Os mesmos reconhecem o valor e a importância de estarem sempre plantando os
cultivares de seus antepassados. Diante do conhecimento indígena, foi se
trabalhando a ideia de se praticar uma agricultura baseada na sustentabilidade
de base ecológica, utilizando e otimizando os recursos naturais locais,
principalmente os de cunho social, ambiental e produtivo.
Após a apreciação
do grupo, foi colocado para os mesmos a seguinte pergunta: o que desejo
produzir? Na coleta e sistematização das respostas fora colocado exatamente o
que foi mencionado na dinâmica anterior, ou seja, o desejo de se produzir uma
gama variada de alimentos citados pelos participantes anteriormente, pois foi
possível perceber que é mais fácil para eles investir naquilo que já sabem e
também porque a produção de coco possui um ciclo médio de produção entre 02 e
03 anos, o que implica pensar o que fazer durante esse lapso de tempo sem
safras.
Neste
aspecto, foi colocado para os mesmos que tendo uma área irrigada seria possível
fazer o plantio associado do coco com uma variedade de espécies alimentares,
pois os agricultores Tremembé já possuem habilidade para produzirem tais
alimentos. Deste modo, possuem de fato uma agrobiodiversidade alimentar que de
primeira mão servirá para a segurança alimentar das famílias envolvidas e também
uma economia para as famílias envolvidas na produção, pois reduz o custo com
alimentos comprados fora da terra indígena.
Diante do
exposto, foi sugerido e acatado por estes, a participação efetiva dos
participantes na proposta, a implementação de uma área irrigada em forma de
policultivo, explorando os diferentes níveis do solo para o cultivo de frutas,
verduras, hortaliças, legumes etc., seguindo uma proposta de estarem
implementando culturas de curto prazo (0 – 12 meses) de ciclo médio (01 – 03
anos) e de ciclo longo (03 – 08 anos), reconhecendo quais culturas produzem
nestes espaços de tempo e utilizando as informações geradas pelos mesmos.
O outro
ponto colocado foi quais as necessidades
que se terão futuramente. Foram elencadas algumas questões, dentre as quais:
a adubação, o preparo da terra, a comercialização dos produtos, a organização
comunitária etc. Na verdade, a intenção de ver estes itens objetiva ver o que
está ao alcance da comunidade resolver e o que se precisa estar buscando
através das parcerias. Posterior a essa discussão, foi colocado a importância
da comunidade estar firmando parceiras para poder resolver suas necessidades.
Ao final do
dia, foi feita uma breve avaliação e colocado a importância das pessoas estarem
presentes no dia seguinte, pois ficou definido que a área de produção será
construída de maneira coletiva, bem como a implantação do sistema de irrigação,
mas que a produção será por unidade familiar, ou seja, a área total será de 05
hectares de área irrigada e será dividida em 20 partes iguais que será destinada
às famílias envolvidas no projeto, onde cada uma terá como área disponível
2.500 metros quadrados de área para a produção de frutas, verduras, hortaliças,
legumes, grãos, tubérculos e o coco.
4º dia – 27/10/2012
No dia
seguinte foi realizada uma recapitulação da discussão do dia anterior com a
fala livre para quem quisesse comentar alguma coisa. Em seguida, foi traçado um
pequeno plano de trabalho sobre como seriam as ações. As discussões e deliberações
dos dias de oficina foram documentadas e registradas em ata com a assinatura
dos respectivos participantes do projeto. Inicialmente, 17 famílias se
habilitaram, restando 03 vagas para serem preenchidas por quem tiver interesse.

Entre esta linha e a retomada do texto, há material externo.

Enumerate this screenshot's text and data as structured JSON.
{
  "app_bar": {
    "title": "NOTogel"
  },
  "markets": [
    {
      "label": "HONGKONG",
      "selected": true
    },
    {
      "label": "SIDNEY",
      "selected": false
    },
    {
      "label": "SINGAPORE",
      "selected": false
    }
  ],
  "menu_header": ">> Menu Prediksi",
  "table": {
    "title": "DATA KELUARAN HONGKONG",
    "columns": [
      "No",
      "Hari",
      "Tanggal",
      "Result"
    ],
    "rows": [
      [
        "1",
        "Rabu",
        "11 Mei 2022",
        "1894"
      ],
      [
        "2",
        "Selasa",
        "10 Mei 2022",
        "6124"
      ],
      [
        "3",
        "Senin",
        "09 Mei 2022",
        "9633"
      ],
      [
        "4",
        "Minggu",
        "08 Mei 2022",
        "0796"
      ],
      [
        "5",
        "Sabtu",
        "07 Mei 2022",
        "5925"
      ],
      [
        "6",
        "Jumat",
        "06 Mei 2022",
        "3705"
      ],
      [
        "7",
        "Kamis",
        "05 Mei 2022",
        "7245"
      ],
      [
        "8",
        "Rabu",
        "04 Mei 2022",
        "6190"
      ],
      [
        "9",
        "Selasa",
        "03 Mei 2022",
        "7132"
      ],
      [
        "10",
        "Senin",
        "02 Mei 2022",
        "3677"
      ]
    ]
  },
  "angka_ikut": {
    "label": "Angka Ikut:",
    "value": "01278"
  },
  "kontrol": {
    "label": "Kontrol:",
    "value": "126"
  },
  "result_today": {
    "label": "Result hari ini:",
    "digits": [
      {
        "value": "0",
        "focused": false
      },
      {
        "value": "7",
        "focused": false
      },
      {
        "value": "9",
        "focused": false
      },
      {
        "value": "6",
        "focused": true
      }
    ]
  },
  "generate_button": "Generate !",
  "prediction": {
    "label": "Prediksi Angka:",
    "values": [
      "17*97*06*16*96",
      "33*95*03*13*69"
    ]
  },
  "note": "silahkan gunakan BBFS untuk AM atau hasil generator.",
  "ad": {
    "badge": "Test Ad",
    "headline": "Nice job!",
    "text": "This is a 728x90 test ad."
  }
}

Foi marcada para o sábado, dia 03 de Novembro, uma assembléia interna para
relatar aos demais sócios o que aconteceu nesses dias e disponibilizar o
restante das vagas aos interessados.
Os dias
seguintes foram dedicados às visitas em Telhas e Queimadas, dessa vez para
tratar da situação dos projetos da Carteira Indígena em andamento nas duas
aldeias, referentes à chamada pública para as mulheres indígenas. As duas aldeias
apresentavam situações parecidas, sobretudo no que se refere à ausência de assistência
técnica na implantação dos mesmos, como também foram encontrados problemas
relacionados à gestão dos recursos.
As
lideranças de Queimadas e Telhas, e sobretudo as mulheres participantes dos
projetos, manifestaram o desejo de que Tiago possa retomar o trabalho de ATER
Indígena e acompanhar a execução dos projetos.